The disaster, which claimed all 259 souls aboard the plane and 11 others on the ground, hit me harder than most such stories because, as a Syracuse University student at the time, I knew that a number of fellow students would be flying home for Christmas. One was Steve Boland, a Delta Tau Delta fraternity brother.

Years later, I would find a connection with another Flight 103 victim. When my wife and I bought our first home in Stamford, Connecticut, we learned from our Realtor, Maddie Shapiro, that her daughter Amy was one of the 35 students on the flight who had participated in the Syracuse University’s Division of International Programs Abroad.

Steve Boland — a confident, engaging and likeable guy — was on his way home to New Hampshire for the holidays. He had graduated from Bishop Guertin High School two years earlier and was the recipient of the All-Guertin Award for the student who exemplifies the school’s academic, athletic and spiritual ideals.

Steve was an advertising major in Syracuse’s S.I. Newhouse School of Communications and, undoubtedly, would have done great things in his chosen profession. He never lived long enough to become an uncle to his sister Kelly’s daughter, Emma, or have his own family. Nor was he alive to spend more years with his parents, John and Jane, who remembered him at the time of his death as “God’s personal envoy of peace and brotherhood.” Steve’s dad passed away in 2011, no doubt still with a heavy heart from the loss of his only son.

Amy Shapiro was also 21 years old and a student in the Newhouse School of Communications. She was a photojournalism major who was working toward a career in magazines by combining her two favorite pastimes of photography and writing. Particularly touching was an account describing how Maddie Shapiro “went to England that fall because her daughter’s semester abroad was too long to go between hugs.”

Amy Shapiro, her mother said, “was like the sun, with all those who knew her moving towards her … seeking the comfort of her warmth, light and understanding.”

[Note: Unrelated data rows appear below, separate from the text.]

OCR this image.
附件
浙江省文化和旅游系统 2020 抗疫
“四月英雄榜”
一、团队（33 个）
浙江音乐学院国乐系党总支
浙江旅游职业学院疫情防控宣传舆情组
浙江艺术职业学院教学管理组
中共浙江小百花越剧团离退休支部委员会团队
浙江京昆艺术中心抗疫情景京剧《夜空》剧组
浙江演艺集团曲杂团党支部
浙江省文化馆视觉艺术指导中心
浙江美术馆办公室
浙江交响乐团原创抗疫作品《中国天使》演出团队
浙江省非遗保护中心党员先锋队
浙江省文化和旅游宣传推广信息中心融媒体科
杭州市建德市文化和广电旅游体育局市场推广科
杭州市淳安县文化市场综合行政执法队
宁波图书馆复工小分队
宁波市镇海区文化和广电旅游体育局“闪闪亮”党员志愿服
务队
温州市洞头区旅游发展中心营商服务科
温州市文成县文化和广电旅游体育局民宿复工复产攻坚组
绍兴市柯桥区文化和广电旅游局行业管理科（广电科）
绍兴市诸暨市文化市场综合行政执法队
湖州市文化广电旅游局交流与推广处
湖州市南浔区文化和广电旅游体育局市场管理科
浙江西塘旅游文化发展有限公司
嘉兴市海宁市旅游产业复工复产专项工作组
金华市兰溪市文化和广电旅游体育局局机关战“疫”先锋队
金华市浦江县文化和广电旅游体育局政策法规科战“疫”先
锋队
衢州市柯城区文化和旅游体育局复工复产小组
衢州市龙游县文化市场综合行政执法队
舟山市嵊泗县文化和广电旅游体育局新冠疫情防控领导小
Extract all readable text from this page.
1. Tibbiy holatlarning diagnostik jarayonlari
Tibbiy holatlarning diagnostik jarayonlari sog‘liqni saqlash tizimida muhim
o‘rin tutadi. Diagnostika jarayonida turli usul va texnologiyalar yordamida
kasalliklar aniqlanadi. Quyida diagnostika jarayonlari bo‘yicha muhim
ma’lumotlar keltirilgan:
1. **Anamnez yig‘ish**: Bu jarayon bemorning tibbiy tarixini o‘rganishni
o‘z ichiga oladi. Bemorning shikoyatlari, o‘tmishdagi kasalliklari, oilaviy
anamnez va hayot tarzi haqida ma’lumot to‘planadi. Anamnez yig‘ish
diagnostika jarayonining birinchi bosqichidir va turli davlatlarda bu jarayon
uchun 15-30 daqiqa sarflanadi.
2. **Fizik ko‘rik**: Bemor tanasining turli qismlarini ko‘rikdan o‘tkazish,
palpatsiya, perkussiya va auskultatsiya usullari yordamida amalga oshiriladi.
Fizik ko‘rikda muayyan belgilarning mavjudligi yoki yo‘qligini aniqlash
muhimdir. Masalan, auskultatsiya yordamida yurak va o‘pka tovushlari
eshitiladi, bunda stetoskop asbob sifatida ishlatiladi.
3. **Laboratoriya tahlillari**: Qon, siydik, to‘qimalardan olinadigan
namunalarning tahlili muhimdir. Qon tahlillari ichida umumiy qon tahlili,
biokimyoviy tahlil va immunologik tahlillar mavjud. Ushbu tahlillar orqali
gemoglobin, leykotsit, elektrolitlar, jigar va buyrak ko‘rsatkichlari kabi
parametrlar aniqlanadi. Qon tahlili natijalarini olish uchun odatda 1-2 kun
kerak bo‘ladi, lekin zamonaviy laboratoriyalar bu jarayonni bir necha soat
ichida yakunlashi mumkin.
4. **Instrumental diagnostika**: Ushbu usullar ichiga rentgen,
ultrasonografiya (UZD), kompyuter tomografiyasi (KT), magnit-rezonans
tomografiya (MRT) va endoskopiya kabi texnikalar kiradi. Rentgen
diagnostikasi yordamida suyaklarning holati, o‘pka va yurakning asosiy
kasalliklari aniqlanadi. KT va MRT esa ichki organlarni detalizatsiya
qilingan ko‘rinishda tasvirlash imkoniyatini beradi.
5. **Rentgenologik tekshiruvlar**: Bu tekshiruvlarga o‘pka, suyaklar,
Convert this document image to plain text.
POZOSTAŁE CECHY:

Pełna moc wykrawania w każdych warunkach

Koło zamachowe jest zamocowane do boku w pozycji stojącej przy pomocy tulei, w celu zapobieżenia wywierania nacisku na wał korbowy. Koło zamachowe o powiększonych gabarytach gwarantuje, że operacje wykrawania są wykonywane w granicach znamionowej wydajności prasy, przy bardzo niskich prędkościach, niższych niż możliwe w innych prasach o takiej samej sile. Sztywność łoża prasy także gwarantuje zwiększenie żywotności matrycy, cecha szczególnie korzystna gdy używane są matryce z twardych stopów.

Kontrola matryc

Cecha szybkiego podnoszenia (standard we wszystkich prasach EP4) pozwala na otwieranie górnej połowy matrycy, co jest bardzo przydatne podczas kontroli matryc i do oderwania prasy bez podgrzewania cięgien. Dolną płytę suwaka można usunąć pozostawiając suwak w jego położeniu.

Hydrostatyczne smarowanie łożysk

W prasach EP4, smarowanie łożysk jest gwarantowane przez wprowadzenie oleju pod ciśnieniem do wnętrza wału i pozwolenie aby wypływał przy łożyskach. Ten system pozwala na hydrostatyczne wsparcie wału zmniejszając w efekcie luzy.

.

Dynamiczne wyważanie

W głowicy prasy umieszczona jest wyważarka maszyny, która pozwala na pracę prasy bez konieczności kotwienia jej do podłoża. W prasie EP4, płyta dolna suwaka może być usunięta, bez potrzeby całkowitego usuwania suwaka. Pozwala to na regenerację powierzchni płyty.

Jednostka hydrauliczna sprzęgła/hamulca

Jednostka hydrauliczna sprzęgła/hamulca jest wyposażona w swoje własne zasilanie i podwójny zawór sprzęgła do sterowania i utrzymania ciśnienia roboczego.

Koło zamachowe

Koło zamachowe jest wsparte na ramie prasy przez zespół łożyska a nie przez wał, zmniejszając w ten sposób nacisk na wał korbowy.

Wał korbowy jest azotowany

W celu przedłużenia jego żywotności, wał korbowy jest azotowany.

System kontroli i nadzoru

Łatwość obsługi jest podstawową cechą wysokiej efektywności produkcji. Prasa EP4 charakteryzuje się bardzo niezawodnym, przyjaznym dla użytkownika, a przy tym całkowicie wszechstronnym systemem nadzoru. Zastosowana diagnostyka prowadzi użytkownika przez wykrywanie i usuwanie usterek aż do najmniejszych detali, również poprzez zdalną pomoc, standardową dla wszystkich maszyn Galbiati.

Like Steve Boland, Amy Shapiro and her loved ones missed out on so many of life’s milestones. Her dad, Richard, never walked her down the aisle at her wedding, and the Stamford High graduate never again wrote about the world she brightened so much with her warmth, light and understanding. She would never again capture images through the lens of her camera. Nor would she write poetry again as she did in her poem, “After the Storm,” which hauntingly concludes, “The snow turned to rain, And as the last crystal was washed away, the woman closed her eyes, and she too, was gone.”

The world is a small place, indeed. Years after the bombing, the Stamford Advocate hired another Syracuse graduate, Maggie Gordon. On the 25th anniversary of Flight 103′s downing, Gordon wrote about Amy Shapiro and how 35 Syracuse University seniors are chosen to receive remembrance scholarships, commemorating the students who died that day.

“Through the program, each scholar is tasked with taking up the charge of learning about and sharing memories of one of the victims. It’s a weighty task and being chosen to carry it out is considered the highest honor for students at the school,” Gordon wrote. “Scholars do outreach and education over the course of the year, becoming an ambassador for the deceased student, a process that creates a deep emotional bond between the scholar and the memory of their victim.”

Gordon, who is now a columnist in Houston, Texas, wrote in December 2013 that the bombing was “an act rooted in hatred. In darkness. But a quarter-century later, Shapiro’s memory and her connections to those who have served as her ambassador have pierced through the black night that fell upon the world that December, revealing constellations of bright light that continue to shine.”

There will always be evil that attempts to rob us of hope, joy, promise and potential. Yet, we must not allow the darkness to prevail. As I think of those lives lost on Dec. 21, 1988, I will always remember the “constellations of bright light that continue to shine.”